When others would ask, I would smile and acknowledge that yes, of course, I would miss my family and friends–I would miss so much! I would certainly miss celebrating Mom’s 86th birthday, miss the tamaladas—both at Christmas and for Elsa’s birthday—miss the children all dressed in their Christmas finery, and my sisters’ “pink” experience; I would simply miss the fun of being in Laredo with Mom and my siblings and their families in the house where I have spent almost all of the last 60 Christmases.
Start of parenthetical note–By the “pink” experience, I mean how for Christmas, my 7 sisters and I dress in a selected color. In 2010, it was Mari’s choice—Pink! The year before she had given us the color; so all year we had been on the lookout for a pink top that we could wear on Christmas Eve. We had started the tradition four years before with the youngest of the sisters, so we had already worn silver, red, and purple. I had already found a pink turtle neck that I knew would fit the occasion; now I would not wear it! In 2011, it will be Christmas Green and Leticia selected the color. Elsa is already agonizing as to what she will choose for us to wear in 2012—End of parenthetical note.
At times I was tormented with the what-ifs and the I-should’ves that plague me as I am about to start any important project. But, I held fast. “It’s now or never!” I would explain how on several occasions I had attempted to make the walk and how my dream had remained a dream, deferred due to circumstances beyond my control. This time, I told myself (and whoever would listen), I am determined to do it, come hell or high water! I was determined to get myself to Spain, to get myself to France, to start walking and do as much as I could every day and not stop until I reached Santiago.

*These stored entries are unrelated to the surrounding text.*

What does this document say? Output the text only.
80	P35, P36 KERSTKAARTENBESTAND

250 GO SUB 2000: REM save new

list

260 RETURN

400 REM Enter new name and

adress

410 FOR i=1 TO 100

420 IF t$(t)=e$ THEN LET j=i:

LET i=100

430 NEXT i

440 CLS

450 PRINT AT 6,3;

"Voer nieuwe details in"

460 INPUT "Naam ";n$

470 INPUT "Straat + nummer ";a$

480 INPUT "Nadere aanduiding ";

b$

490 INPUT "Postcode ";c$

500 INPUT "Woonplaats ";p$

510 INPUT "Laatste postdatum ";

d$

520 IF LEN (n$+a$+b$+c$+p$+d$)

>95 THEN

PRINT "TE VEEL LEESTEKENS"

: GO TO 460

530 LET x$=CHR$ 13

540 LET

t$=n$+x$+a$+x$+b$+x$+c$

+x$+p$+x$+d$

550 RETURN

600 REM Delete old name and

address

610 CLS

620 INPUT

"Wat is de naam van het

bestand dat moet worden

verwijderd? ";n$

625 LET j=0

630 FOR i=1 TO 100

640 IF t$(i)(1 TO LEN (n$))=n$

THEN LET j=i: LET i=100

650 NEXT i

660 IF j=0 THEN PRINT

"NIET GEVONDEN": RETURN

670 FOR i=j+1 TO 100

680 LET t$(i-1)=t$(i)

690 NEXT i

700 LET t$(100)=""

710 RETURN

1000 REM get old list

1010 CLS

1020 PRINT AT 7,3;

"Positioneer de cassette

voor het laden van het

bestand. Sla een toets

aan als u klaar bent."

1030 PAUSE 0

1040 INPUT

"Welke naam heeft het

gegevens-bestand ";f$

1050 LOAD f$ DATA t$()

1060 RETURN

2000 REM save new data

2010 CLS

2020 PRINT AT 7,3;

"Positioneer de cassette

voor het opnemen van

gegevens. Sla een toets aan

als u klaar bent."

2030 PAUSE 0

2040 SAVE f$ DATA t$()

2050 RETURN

The question remained “Why?” I must confess that I didn’t always deny people’s assumptions as to why I was doing it. I didn’t clarify when some friends assumed that I was doing it for religious reasons, assuming I was paying a manda, a vow to Santiago. Perhaps they knew something I didn’t. Or when someone assumed that it was an attempt to show others and myself that I was still physically able to do such things, I remained silent. I harbored thoughts of writing an op ed piece that would tell the world why I was doing it. I sent out Thanksgiving Day cards to out of town friends with a personal note saying that I would be walking the Camino and therefore not sending out my usual Christmas cards. They too asked “Why?”
Why? Why do people walk the Camino and have for centuries? It can certainly be for religious reasons, to pay a manda, to suffer and atone for some sin, to have the time to contemplate life, to prove that one can perform the athletic feat that it entails, to be a tourist and visit the various sites along the way—the monasteries, the Roman ruins, the cathedrals. Many peregrinos—some of whom we met along the way—have walked the Camino several times; they are said to be enganchados, hooked, by the Camino. Could it be the magic? The spiritual experiences? The high one experiences seeing the majestic mountains, the beautiful sunsets, the flora and fauna of Navarra and Galicia? Could it be the miracles? The people that one meets? Or a combination of all of these?
Ultimately, the question remains a personal one. Everyone who walks the Camino asks the question and everyone answers differently. But we all do it for only one reason: Because we can! There are many who want to and don’t. Others who dream of doing it and don’t. Still others who can and won’t. Many don’t finish or choose to walk etapas of the path. There are many reasons why many who say they want to don’t. There are some who cannot afford it, others whose fears or doubts paralyze them. I had my share of reasons over the years.
My friend Becky Vela, my traveling companion, had walked it before, alone and in winter. So why was she doing it again? To be with me? To walk the stretches where she had had to take a bus in the previous pilgrimage? Only she can answer why she walked it the first time, why she walked it again four years later. I chose to walk it in winter because it was almost guaranteed that there would not be many other pilgrims. I could relish my solitude, my time for reflection and contemplation. I did it because I could. I now know I walked it to fulfill a spiritual need, to physically step on a path that was laid out centuries ago, by pre-Christian seekers, travelers, pilgrims to the end of the earth, followers of the path of the stars. I did it to follow my life’s path.